Advocating for human rights in the spirit of science

“There were data collection stations on the Tibetan Plateau at that time. There was a lot of important data and it was a very valuable moment for scientific researchers, but because (the Chinese government) felt that the situation was unstable due to the disruption in Lhasa and the human rights activism in Sichuan, the research was halted immediately. I thought, what is the use of doing scientific research under such a system? Political security has overridden everything.” It turned out that science is only a well-intended wish, which cannot offset tofu-dreg projects. Standing at the crossroads, she wished to start from the fundamentals and work like a human. After struggling for more than a year, she made up her mind to bid farewell to Cambridge and return to Hong Kong in 2010 to start from zero. “There is nothing to regret, as long as there is sufficient income, it is OK,” Chow said with great determination.

“When I was in the UK, I talked to many friends in exile, but you would feel that they were all second-hand information. I wanted to find a job that would allow me to go to the Mainland to go to the field and see what was going on. You could read others’ reports, you could read NGOs’ statements, but after all, they are the work of other people. Are the situations really as bad as they say? And is what the government says correct? I wanted to see it with my own eyes.” After returning to Hong Kong, she worked for the Alliance doing odd jobs paid by the hour, moving and lifting things, setting up street booths, sealing envelopes, handing out white candles, and helping out at the candlelight vigil for the June 4th massacre.

“I didn’t have a job back then and didn’t know anything except the Alliance so I worked there while looking for a better job.” Later, as she wished, she joined a labor organization in the Mainland and handled a lot of occupational disease support for Chinese workers. “I was thrown into the Mainland to hear the proceedings, but I had never studied law, so there were many things I didn’t understand.” Starting from ground zero again, she spent another four years studying law at the University of Hong Kong and obtained her barrister’s qualification.
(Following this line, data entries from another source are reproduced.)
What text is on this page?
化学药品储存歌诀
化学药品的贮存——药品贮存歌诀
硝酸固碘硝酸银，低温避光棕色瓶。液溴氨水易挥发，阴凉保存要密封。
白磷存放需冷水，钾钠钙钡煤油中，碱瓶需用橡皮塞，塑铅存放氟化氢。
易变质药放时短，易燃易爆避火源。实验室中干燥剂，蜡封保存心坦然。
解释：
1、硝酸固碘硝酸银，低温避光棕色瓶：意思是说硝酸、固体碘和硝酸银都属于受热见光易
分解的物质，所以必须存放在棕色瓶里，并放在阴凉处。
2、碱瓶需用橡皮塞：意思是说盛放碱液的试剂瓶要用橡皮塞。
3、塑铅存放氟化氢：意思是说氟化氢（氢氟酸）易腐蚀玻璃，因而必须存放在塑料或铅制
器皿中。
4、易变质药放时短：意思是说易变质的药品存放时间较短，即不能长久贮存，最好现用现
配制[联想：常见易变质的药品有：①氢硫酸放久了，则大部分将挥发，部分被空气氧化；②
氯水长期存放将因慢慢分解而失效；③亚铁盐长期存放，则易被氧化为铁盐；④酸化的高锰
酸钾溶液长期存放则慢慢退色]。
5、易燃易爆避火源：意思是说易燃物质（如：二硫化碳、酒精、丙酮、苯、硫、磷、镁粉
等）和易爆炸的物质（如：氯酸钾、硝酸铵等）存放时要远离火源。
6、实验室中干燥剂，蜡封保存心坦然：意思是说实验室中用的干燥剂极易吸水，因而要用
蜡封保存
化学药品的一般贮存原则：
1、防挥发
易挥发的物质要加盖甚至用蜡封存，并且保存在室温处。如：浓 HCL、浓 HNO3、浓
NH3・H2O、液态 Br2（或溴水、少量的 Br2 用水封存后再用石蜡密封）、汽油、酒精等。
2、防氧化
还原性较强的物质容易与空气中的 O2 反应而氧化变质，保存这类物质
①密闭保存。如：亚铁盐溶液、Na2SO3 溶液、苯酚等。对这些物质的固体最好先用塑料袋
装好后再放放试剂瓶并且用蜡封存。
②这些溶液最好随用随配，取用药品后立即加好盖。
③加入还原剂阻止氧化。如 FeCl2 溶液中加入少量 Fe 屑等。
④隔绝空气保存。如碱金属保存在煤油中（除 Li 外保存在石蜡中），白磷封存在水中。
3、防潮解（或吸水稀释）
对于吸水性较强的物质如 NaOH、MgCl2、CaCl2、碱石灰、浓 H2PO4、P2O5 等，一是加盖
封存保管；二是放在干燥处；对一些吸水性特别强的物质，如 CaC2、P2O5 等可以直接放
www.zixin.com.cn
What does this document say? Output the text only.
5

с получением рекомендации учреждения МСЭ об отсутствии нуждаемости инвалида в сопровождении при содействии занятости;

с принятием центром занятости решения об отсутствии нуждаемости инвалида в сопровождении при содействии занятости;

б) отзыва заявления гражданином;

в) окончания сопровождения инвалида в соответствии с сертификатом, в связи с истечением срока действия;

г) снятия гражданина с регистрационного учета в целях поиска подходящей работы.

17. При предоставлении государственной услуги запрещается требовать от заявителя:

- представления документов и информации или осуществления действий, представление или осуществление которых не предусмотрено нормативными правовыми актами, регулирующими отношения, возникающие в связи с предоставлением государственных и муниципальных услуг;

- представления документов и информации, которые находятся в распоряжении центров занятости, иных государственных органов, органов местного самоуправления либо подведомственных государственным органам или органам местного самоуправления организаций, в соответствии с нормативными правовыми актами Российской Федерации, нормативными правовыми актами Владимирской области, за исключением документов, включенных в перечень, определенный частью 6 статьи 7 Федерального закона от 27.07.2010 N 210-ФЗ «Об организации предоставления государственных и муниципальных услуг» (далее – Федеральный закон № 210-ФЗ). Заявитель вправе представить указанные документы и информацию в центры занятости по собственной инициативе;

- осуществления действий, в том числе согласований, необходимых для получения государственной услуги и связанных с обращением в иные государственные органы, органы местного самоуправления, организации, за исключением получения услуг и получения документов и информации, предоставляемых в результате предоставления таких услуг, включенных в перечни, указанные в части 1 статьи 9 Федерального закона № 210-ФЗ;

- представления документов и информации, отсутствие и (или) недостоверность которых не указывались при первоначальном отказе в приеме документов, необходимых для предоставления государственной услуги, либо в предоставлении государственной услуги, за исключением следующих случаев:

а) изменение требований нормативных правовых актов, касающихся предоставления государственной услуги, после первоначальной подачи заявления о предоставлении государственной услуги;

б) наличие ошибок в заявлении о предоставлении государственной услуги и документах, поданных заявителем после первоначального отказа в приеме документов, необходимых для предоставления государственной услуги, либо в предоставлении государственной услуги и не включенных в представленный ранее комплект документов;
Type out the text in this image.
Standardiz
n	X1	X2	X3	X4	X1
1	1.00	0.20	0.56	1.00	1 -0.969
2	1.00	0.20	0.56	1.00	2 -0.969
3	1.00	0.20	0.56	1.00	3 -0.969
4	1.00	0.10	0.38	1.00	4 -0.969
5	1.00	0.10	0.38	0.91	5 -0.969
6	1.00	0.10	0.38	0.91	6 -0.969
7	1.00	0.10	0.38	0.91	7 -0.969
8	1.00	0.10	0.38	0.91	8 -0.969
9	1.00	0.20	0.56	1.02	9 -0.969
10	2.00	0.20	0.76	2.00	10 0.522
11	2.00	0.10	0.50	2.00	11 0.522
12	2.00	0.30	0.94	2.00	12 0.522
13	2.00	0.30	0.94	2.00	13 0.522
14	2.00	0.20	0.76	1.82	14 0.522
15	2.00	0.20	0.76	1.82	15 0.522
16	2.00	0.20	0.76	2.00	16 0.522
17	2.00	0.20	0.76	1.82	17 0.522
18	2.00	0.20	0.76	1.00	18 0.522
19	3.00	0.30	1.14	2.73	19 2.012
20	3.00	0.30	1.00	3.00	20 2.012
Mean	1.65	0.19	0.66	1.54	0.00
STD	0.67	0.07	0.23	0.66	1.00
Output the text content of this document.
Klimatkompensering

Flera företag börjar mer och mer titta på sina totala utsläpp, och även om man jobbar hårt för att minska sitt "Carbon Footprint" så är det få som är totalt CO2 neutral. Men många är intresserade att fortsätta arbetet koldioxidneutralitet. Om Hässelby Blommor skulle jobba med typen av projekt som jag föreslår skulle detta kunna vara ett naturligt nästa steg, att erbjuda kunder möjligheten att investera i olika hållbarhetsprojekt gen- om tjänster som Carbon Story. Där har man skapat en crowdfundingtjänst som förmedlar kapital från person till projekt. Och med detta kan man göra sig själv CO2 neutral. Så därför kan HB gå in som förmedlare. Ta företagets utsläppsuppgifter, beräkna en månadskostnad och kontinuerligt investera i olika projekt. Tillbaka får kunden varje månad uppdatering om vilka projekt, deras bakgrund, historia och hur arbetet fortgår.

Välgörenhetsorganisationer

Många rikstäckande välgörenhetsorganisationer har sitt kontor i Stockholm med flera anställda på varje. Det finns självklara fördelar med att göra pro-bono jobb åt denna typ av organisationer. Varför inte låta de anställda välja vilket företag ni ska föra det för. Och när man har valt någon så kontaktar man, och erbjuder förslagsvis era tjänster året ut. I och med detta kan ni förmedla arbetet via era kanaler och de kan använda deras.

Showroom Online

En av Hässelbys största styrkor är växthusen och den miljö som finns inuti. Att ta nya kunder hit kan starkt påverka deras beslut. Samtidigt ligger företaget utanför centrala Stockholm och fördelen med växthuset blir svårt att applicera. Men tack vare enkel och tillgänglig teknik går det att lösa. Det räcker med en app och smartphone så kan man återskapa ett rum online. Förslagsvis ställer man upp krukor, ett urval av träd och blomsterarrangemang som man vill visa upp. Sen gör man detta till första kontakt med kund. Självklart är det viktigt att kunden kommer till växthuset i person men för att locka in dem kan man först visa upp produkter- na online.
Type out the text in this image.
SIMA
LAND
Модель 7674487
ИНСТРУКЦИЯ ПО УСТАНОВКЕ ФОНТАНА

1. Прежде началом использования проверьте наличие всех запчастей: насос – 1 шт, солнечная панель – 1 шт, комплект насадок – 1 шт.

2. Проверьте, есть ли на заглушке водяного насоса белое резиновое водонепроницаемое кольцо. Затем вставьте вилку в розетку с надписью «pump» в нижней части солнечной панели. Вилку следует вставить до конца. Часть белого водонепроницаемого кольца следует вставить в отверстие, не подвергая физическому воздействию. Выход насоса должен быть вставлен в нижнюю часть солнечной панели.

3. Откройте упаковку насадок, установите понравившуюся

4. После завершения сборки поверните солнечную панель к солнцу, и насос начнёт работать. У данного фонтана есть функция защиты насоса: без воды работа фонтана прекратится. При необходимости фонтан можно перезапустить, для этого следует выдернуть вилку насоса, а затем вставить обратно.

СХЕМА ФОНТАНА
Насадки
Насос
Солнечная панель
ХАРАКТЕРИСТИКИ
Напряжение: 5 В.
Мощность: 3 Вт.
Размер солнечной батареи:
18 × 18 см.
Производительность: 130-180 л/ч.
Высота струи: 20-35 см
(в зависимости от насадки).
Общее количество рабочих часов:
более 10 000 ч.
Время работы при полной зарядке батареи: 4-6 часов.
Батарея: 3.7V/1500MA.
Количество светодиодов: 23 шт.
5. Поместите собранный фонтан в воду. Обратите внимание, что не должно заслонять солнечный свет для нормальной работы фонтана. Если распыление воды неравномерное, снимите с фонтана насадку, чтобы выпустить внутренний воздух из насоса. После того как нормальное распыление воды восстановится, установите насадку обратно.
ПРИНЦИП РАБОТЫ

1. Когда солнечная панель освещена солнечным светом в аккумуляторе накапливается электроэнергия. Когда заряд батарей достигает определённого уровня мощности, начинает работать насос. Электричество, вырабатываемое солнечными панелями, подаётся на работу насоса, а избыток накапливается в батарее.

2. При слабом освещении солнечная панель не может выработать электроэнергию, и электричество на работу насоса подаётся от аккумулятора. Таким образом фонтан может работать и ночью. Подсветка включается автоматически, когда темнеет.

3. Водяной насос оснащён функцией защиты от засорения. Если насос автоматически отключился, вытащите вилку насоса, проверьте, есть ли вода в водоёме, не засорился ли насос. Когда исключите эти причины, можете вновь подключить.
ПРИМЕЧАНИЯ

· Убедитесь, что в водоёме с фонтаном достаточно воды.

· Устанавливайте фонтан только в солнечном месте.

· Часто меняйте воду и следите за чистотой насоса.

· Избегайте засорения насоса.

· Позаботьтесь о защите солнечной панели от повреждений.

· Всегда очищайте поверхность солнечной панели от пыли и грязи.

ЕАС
It was only in 2016 that she officially became a member of the Standing Committee of the Alliance. According to Chow, it was all by chance. After the Umbrella Movement, the Hong Kong Federation of Students withdrew from the Alliance, and the younger generation drifted away from the Alliance, which coincided with the re-election of its Standing Committee. Born in the 80s, she was considered young and strong, and therefore was persuaded to give it a try. She probably never thought she would go further and further to the forefront back then.

“The focus of my work has always been in the Mainland. In the beginning, I didn’t serve on the Standing Committee because I was doing a lot of work in China, and it was more convenient to keep a low profile…” Now she has moved from behind the scenes to the foreground, unwillingly but rightfully so. She is competent at bridging the gaps and does not think it is riskier at the front than behind the scenes. However, she is rational and does not hide the fact that she is psychologically prepared to go to jail. “Compared to our friends who are charged with rioting in the 2019 anti-ELAB movement who may be sentenced to 10 to 20 years in prison, the maximum term of two years in prison for us is nothing…” The sun shines beautifully outside the window, and Chow Hang-tung, with her bright and smiling disposition, repeatedly urged the reporters not to make her look too miserable in the photos. Can such a forthright, bold and strong woman still be tolerated in Hong Kong today?